With words tossed around like “cadence” in regard to the pace of the coming rate hikes, it does seem as though the fed’s approach is a thoughtful one. I’ve never had the patience for endless debate over rate changes. You’ll never please everyone because just as in investing where there’s always a buyer and a seller, there are always two opposing points to federal policy - especially monetary policy. After all, economics is the study of humans and money. Who you are as a human will determine whether the “thoughtful approach of the fed” in this Volcker-like moment results in devastation to your lifestyle or not.
Smooth Operator
The cadence — the timing and sequence of rate hikes - is a seemingly subtle thing but it will make all the difference in the way the economy sputters through the fiscal tightening process. Even the mention of a whopping rate rise of .75% is enough to give the stock market indigestion. Smooth and steady wins the race to beating inflation. Calming down a hot economy is a tricky feat to accomplish and I thought John Authers opinion piece in Bloomberg last week started with an apt description in the hopes of a soft landing:
“What are the chances of an economic soft landing? A month ago, I likened this to Captain Chesley Sullenberger’s heroic landing of a passenger jet on the Hudson River; possible, but very, very difficult.”
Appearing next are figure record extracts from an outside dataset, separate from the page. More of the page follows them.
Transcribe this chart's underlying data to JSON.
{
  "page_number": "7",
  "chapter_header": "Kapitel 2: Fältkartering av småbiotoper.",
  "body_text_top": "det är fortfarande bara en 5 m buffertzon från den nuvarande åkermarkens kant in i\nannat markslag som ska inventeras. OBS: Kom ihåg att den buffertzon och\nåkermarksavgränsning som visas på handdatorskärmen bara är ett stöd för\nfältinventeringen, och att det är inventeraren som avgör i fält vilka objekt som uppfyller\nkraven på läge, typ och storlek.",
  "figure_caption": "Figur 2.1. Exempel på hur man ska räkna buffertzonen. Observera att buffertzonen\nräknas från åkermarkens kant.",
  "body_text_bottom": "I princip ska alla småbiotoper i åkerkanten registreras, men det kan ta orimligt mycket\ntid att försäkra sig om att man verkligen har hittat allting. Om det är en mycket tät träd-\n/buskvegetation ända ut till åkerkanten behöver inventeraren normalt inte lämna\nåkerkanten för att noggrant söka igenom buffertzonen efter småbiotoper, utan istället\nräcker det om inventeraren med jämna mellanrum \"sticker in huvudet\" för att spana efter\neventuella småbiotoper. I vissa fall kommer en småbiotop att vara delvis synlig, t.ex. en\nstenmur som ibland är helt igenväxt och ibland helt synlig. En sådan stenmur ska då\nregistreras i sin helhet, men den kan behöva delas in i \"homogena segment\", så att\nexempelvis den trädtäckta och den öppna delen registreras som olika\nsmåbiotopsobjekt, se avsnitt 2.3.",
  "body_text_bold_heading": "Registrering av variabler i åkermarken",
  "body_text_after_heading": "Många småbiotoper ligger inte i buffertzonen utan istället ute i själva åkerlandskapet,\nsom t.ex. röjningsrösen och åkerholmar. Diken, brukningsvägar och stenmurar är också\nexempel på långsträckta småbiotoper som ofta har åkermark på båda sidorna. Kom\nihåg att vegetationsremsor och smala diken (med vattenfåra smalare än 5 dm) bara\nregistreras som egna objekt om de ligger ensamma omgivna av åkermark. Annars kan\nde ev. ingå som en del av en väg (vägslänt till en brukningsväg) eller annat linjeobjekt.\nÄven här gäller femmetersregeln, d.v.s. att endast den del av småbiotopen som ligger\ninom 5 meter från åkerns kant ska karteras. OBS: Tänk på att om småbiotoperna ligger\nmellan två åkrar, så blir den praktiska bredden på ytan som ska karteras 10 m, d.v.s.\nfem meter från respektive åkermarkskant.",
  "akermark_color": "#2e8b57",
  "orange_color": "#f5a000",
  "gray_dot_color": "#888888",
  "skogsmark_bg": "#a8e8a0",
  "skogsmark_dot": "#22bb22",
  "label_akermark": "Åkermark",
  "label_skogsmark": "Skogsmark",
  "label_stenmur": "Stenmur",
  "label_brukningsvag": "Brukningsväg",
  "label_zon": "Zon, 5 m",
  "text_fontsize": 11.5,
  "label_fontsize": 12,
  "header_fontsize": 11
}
Authers suggests that a soft landing is possible!
Jerome Powell proclaims to be a great admirer of Paul Volcker. Let’s hope that Chair Powell succeeds in creating his own version of The Volcker Moment - tightening the fiscal reigns with the proper cadence and swiftness to quell inflation but not crash the economy.
Both he and Volcker held Federal Reserve Chair positions during times of extreme political polarization. Let’s hope that Powell can rise to the level that Volcker did in crafting a narrative that inspires confidence in a nation divided and can maneuver as deftly as the heroic Captain Chesley Sullenberger on Flight 1549’s miraculous landing on the Hudson River.
We could really use an inflation-fighting hero right about now.